"It doesn't surprise me a bit," I said.
"Not to find me the stump-end of a gentleman, eh?"
"No; I see that you are one."
"Was, my boy—was," corrected Jim. "I say," he went on, "this is a great cigar! You have to puff a bit to appreciate it properly."
He threw back his head and left a number of his little grey rings curling into thin air against the blue. I was not going to ask him any questions. We smoked for some time in silence. Then he exclaimed, with his eyebrows right up on his forehead, as though he himself could hardly credit it:
"Yes, by Jove! I was at Eton and the House."
"Nothing surprises me in this country," I remarked.

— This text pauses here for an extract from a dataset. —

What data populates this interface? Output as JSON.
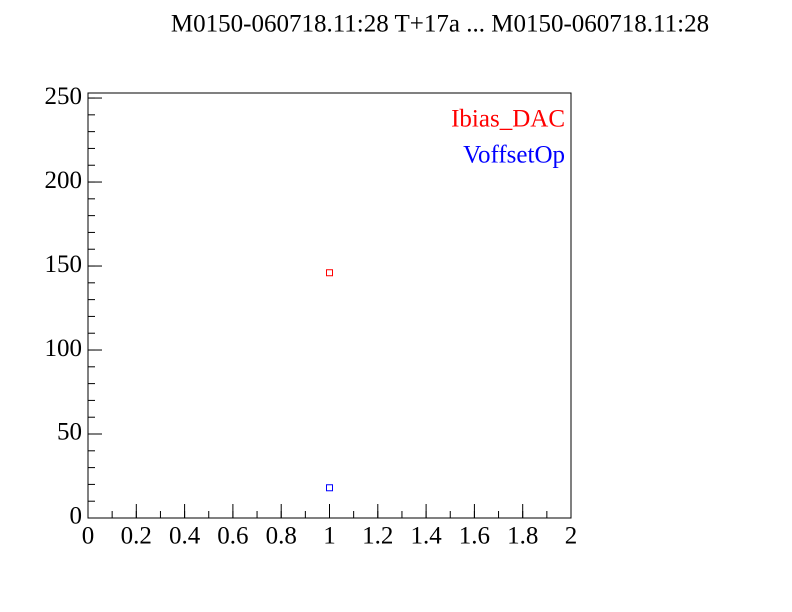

"Yet you're about the first that ever spotted me. By the way, I'm not the wicked baronet or the disguised duke, don't you know? My father's only a country squire of sorts—if he's alive. But he sent me to Eton and from there to Oxford; and from Oxford I went to the Temple, and from the Temple to the devil and all his angels. There I've stuck. And that's the genesis of Hell-fire Jimmie, if you care to know it."
I cared to know infinitely more. These crude headings were small satisfaction to me looking at the handsome sunburnt stockman and realising that I was alone in the wilderness with the romantic ruin of a noble manhood. I turned away from the quiet devil-may-care smile in the sunken blue eyes, in order to conceal the curiosity which was consuming me. I dropped back on my elbow to the ground, and stared into the unbroken unsuggestive blue of the southern summer sky. When I sucked at my cigar I discovered that I had let it out. Turning once more to my companion, I found him puffing his with the loving deliberation of a connoisseur.
"Like velvet, isn't it?" he murmured, stroking the brown leaf gently with his finger. "That's one of the points of a good cigar, and another's the ash. You never saw a firmer nor a whiter ash than this. My good fellow, it's a cigar for the gods!"